Q: Have you noticed any significant changes in what it means to write in Japanese during the years that followed the novel’s original publication in 1995?
MM: The changes I see are complementary. Due to the spread of the internet, the English language has become more dominant than I had ever envisioned. At the same time, I see a recent surge of translations into English from other languages. Anglophone people have apparently begun to think it might be a good idea to listen to what the rest of the world is saying. This should be good news for Japanese novelists, but there is a danger as well. Seeing a greater chance of being translated into English, we might start working with global readers in mind, making our stories more “universal” and our language more easily translatable and rootless. Sōseki, Tanizaki, and other great modern Japanese novelists of the past were blessedly free of such temptations.
Q: The title page of the book says you collaborated with your translator, Juliet Winters Carpenter. How did the collaboration affect the translation?
MM: Significantly, I think. Julie has translated three other books of mine. I would often go to Kyoto, where she used to live, and we would sit down and go through her translations, spending a couple of weeks per session. The collaborative process allowed us to diverge from the original, changing a word here and a sentence there. This time, because An I-Novel takes place solely in the United States and includes many English expressions, I thought more like a writer in the English language, which made me want to diverge a bit further from the original. In those instances, Julie was not translating but co-authoring.
Working with Julie made me appreciate the English language in ways I had never imagined possible. Her mastery of her craft humbled me. I see what fun you could have with the language if you love it and know it as much as she does.
Q: Would you share with us what happened to your family after you returned to Japan?
MM: My father died in a Japanese nursing home a year after An I-Novel was published. His mind was turning fuzzy, so I’m not sure how aware he was that I had become a novelist. He was a literary man and would have been happy if he knew. My mother and her boyfriend predictably went their separate ways as she grew older, and she became more dependent on me. As Julie writes in the the translation’s introduction, Mother ultimately achieved her dream by publishing her life story at the age of seventy-eight. She died ten years later. What became of my sister may be better left to the reader’s imagination. She is still alive; her dear cats are long gone.
Q: What kind of work do you envision writing in the future?
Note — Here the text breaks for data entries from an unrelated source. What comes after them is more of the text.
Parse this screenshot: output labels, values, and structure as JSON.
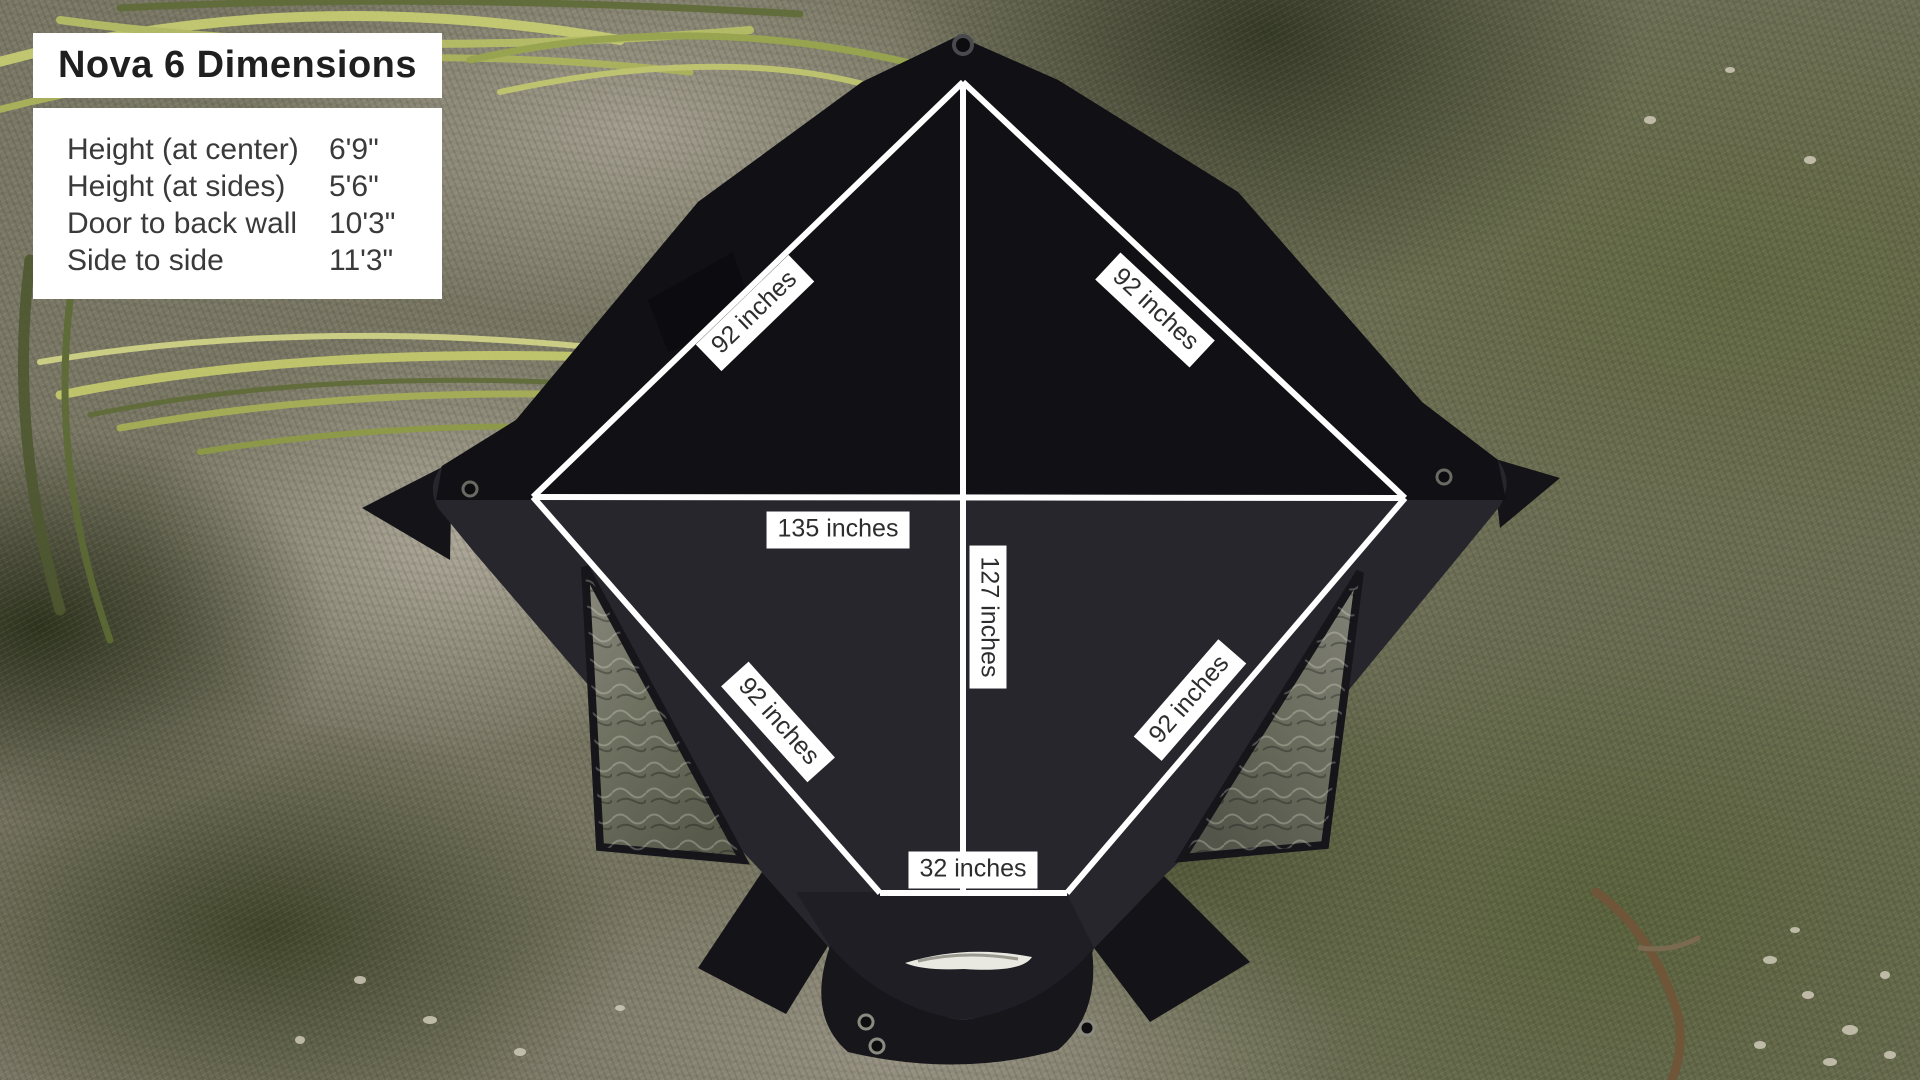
{
  "product": "Nova 6",
  "panel": {
    "title": "Nova 6 Dimensions",
    "rows": [
      {
        "label": "Height (at center)",
        "value": "6'9\""
      },
      {
        "label": "Height (at sides)",
        "value": "5'6\""
      },
      {
        "label": "Door to back wall",
        "value": "10'3\""
      },
      {
        "label": "Side to side",
        "value": "11'3\""
      }
    ]
  },
  "measurements": {
    "top_left_edge": "92 inches",
    "top_right_edge": "92 inches",
    "bottom_left_edge": "92 inches",
    "bottom_right_edge": "92 inches",
    "side_to_side": "135 inches",
    "door_to_back": "127 inches",
    "door_width": "32 inches"
  },
  "colors": {
    "measure_line": "#ffffff",
    "label_bg": "#ffffff",
    "label_text": "#2d2d2d",
    "tent_fabric": "#26262c",
    "tent_roof_dark": "#111115"
  }
}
MM: I always thought how wonderful it would be to write about your childhood when you were old. I didn’t realize until quite recently that I am old. I want to experiment with a couple more novels, but I also want to start working on a memoir, including some background about my parents. My mother’s autobiography will come in handy when writing about my maternal side, with its shadowy lineage of geishas, but I would like to include a record of my paternal side as well. My father comes from a line of doctors. In the final days of the Edo period, his grandfather switched from Chinese medicine to Western medicine by becoming a disciple of Takano Chōei, a prominent scholar and translator. Chōei was jailed for criticizing the Edo government, but escaped and sought shelter at the Mizumura Clinic, where my father was later born. I always related strongly to the stories from my mother’s side, so full of the drama of being a woman in the Meiji and Taishō eras, but now as I look back on my life, I sense how much I was also shaped by my paternal heritage. It seems as if I was destined to go to America as a child and later become instrumental, in my own way, in further opening up Japan to a broader world—a never-ending process, given Japan’s geographic and linguistic isolation.